Joan M. Hall retired as a partner from Jenner & Block in Chicago in 1999, but she has never stopped working for the advancement of women.

“Since her retirement, she has continued to be a real presence here,” said Terri Mascherin, a Chicago partner in Jenner & Block who joined the firm when Hall was a senior partner. Mascherin said Hall has kept an office at Jenner & Block and does all sorts of work, including continuing to support the Young Women's Leadership Charter School, which she helped to found. YWLCS, which opened in 1999, is the only all-girl public school in Chicago and has helped hundreds of economically disadvantaged girls achieve their dreams of going to college. The school currently provides an education to girls in grades 9–12.

“Probably, that was the most significant thing that I have done in my life,” Hall said of her work with YWLCS. “Young women who came through our school learned to believe in themselves, learned the value of hard work,” she said.

As a result of her leadership position with YWLCS, Hall served as an advisor to the Oprah Winfrey Foundation when Winfrey started a similar school in South Africa, Mascherin said. Hall, who grew up in Bassett, Nebraska, the daughter of two teachers who she said “valued education very highly,” was one of only seven women in her class at Yale Law School, where she received her J.D. in 1965. She joined Jenner & Block as an associate after graduation, becoming the second woman lawyer at the firm. She went on to achieve many firsts.

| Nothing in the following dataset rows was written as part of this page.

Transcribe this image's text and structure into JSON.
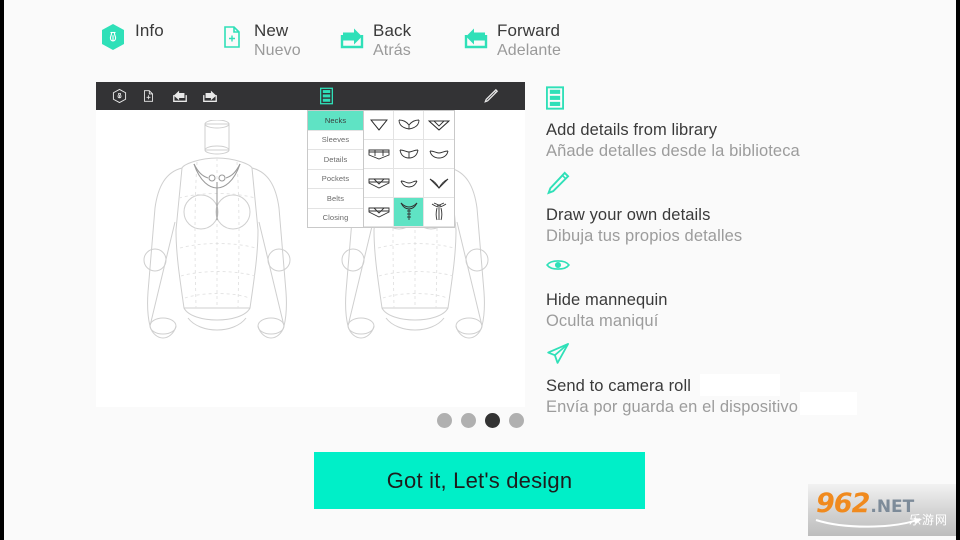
{
  "help_row": {
    "items": [
      {
        "icon": "info-hexagon-icon",
        "en": "Info",
        "es": ""
      },
      {
        "icon": "new-document-icon",
        "en": "New",
        "es": "Nuevo"
      },
      {
        "icon": "back-arrow-icon",
        "en": "Back",
        "es": "Atrás"
      },
      {
        "icon": "forward-arrow-icon",
        "en": "Forward",
        "es": "Adelante"
      }
    ]
  },
  "app": {
    "toolbar": {
      "icons": [
        "mannequin-badge-icon",
        "new-file-icon",
        "undo-icon",
        "redo-icon",
        "library-icon",
        "pencil-icon",
        "eye-icon",
        "send-icon"
      ]
    },
    "library": {
      "categories": [
        "Necks",
        "Sleeves",
        "Details",
        "Pockets",
        "Belts",
        "Closing"
      ],
      "active_category": "Necks",
      "selected_cell_index": 10,
      "cell_count": 12
    }
  },
  "pager": {
    "count": 4,
    "active_index": 2
  },
  "hints": [
    {
      "icon": "library-icon",
      "en": "Add details from library",
      "es": "Añade detalles desde la biblioteca"
    },
    {
      "icon": "pencil-icon",
      "en": "Draw your own details",
      "es": "Dibuja tus propios detalles"
    },
    {
      "icon": "eye-icon",
      "en": "Hide mannequin",
      "es": "Oculta maniquí"
    },
    {
      "icon": "send-icon",
      "en": "Send to camera roll",
      "es": "Envía por guarda en el dispositivo"
    }
  ],
  "cta": {
    "label": "Got it, Let's design"
  },
  "watermark": {
    "brand": "962",
    "tld": ".NET",
    "cn": "乐游网"
  },
  "colors": {
    "accent": "#00efc8",
    "accent_soft": "#5fe3c4",
    "toolbar_bg": "#333335",
    "page_bg": "#fafafa",
    "text_primary": "#3a3a3a",
    "text_secondary": "#9c9c9c",
    "dot_inactive": "#b0b0b0",
    "dot_active": "#333333"
  }
}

“I was the firm's first pregnant lawyer,” Hall said in an interview published in 2012 in the Chicago Daily Law Bulletin. Hall said maternity leave had not been heard of in 1970 when she gave birth to her first son, and she had only a week off after giving birth. She also took off just a week following the birth of her second son. Her experience motivated the firm's leadership to implement the part-time, parental leave policies that lawyers at Jenner benefit from today. Hall, a trial lawyer who primarily represented large corporations in federal securities cases, was the second woman to be promoted to partner in Jenner & Block and the firm's first female litigation partner. In the mid-1970s, Hall became the first woman to chair Jenner's hiring committee and was named to the firm's executive committee in 1978. When she was Jenner's hiring chair, more than 50 percent of new hires were women, Hall said.

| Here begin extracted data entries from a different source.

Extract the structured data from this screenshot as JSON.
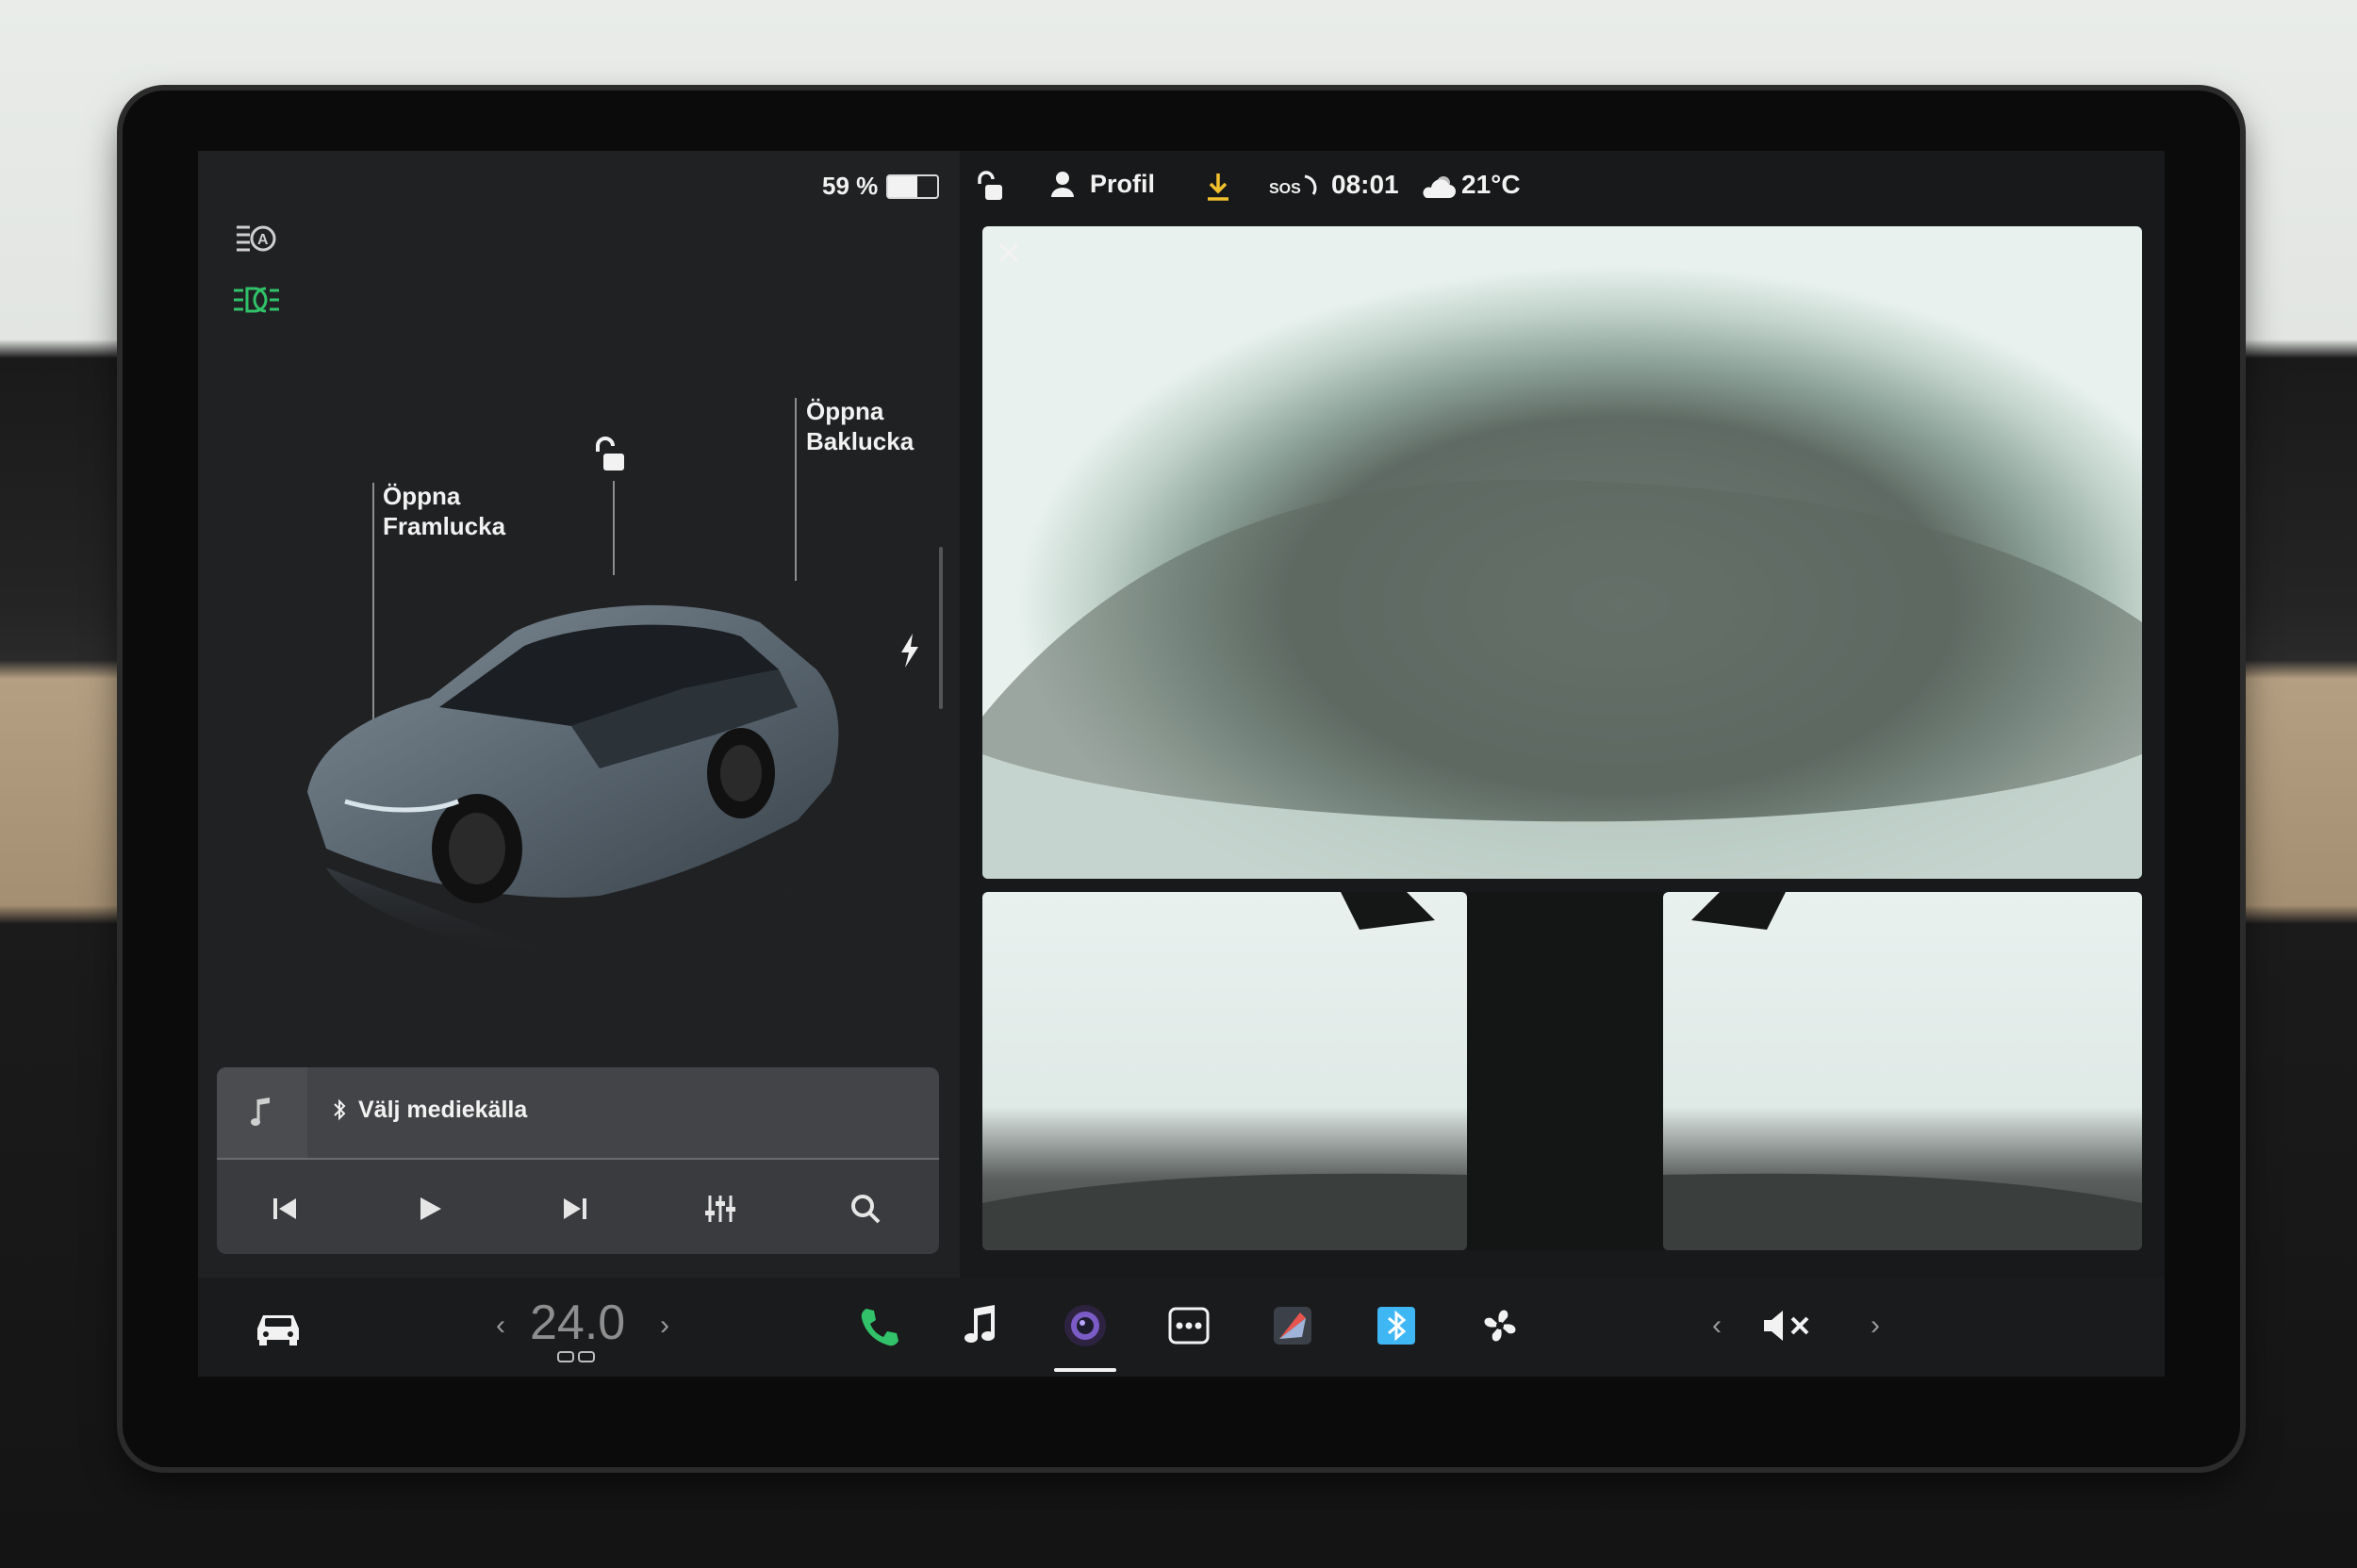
{
  "status_bar": {
    "battery_percent": "59 %",
    "battery_level": 0.59,
    "profile_label": "Profil",
    "sos_label": "SOS",
    "time": "08:01",
    "temperature": "21°C"
  },
  "car_view": {
    "frunk_label": "Öppna\nFramlucka",
    "trunk_label": "Öppna\nBaklucka"
  },
  "media": {
    "source_label": "Välj mediekälla"
  },
  "dock": {
    "temperature_value": "24.0",
    "volume_state": "muted"
  },
  "colors": {
    "accent_green": "#31c26a",
    "download_yellow": "#f2c12e",
    "bluetooth_blue": "#3fb7f4"
  }
}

As a result of Hall's efforts, an average of 55 percent of the elected partners at Jenner & Block have been women and 64 percent of lawyers elevated to partners in 2018 are women. In 1982, Hall became the first woman to chair the ABA Section of Litigation. As chair, Hall appointed a number of women to committee chair positions and also began diversifying the section's leadership and membership. Her term as chair brought her into contact with lawyers from all over the country.

“I would meet people, get them interested in working for the section if I saw they were willing,” she said.

Hall also was one of the first women to be inducted into the American College of Trial Lawyers. Mascherin said ACTL once sent Hall a plague that used masculine pronouns when it referred to her. Hall's response to that pronoun faux pas, Mascherin said, was “How long, Oh God, how long?” (ACTL sent her a new plaque.)

Hall also started a tradition of having regular luncheon meetings with women lawyers at Jenner & Block, and part of each meeting focused on how women lawyers can develop business. Those luncheons have become the Women's Forum at the firm.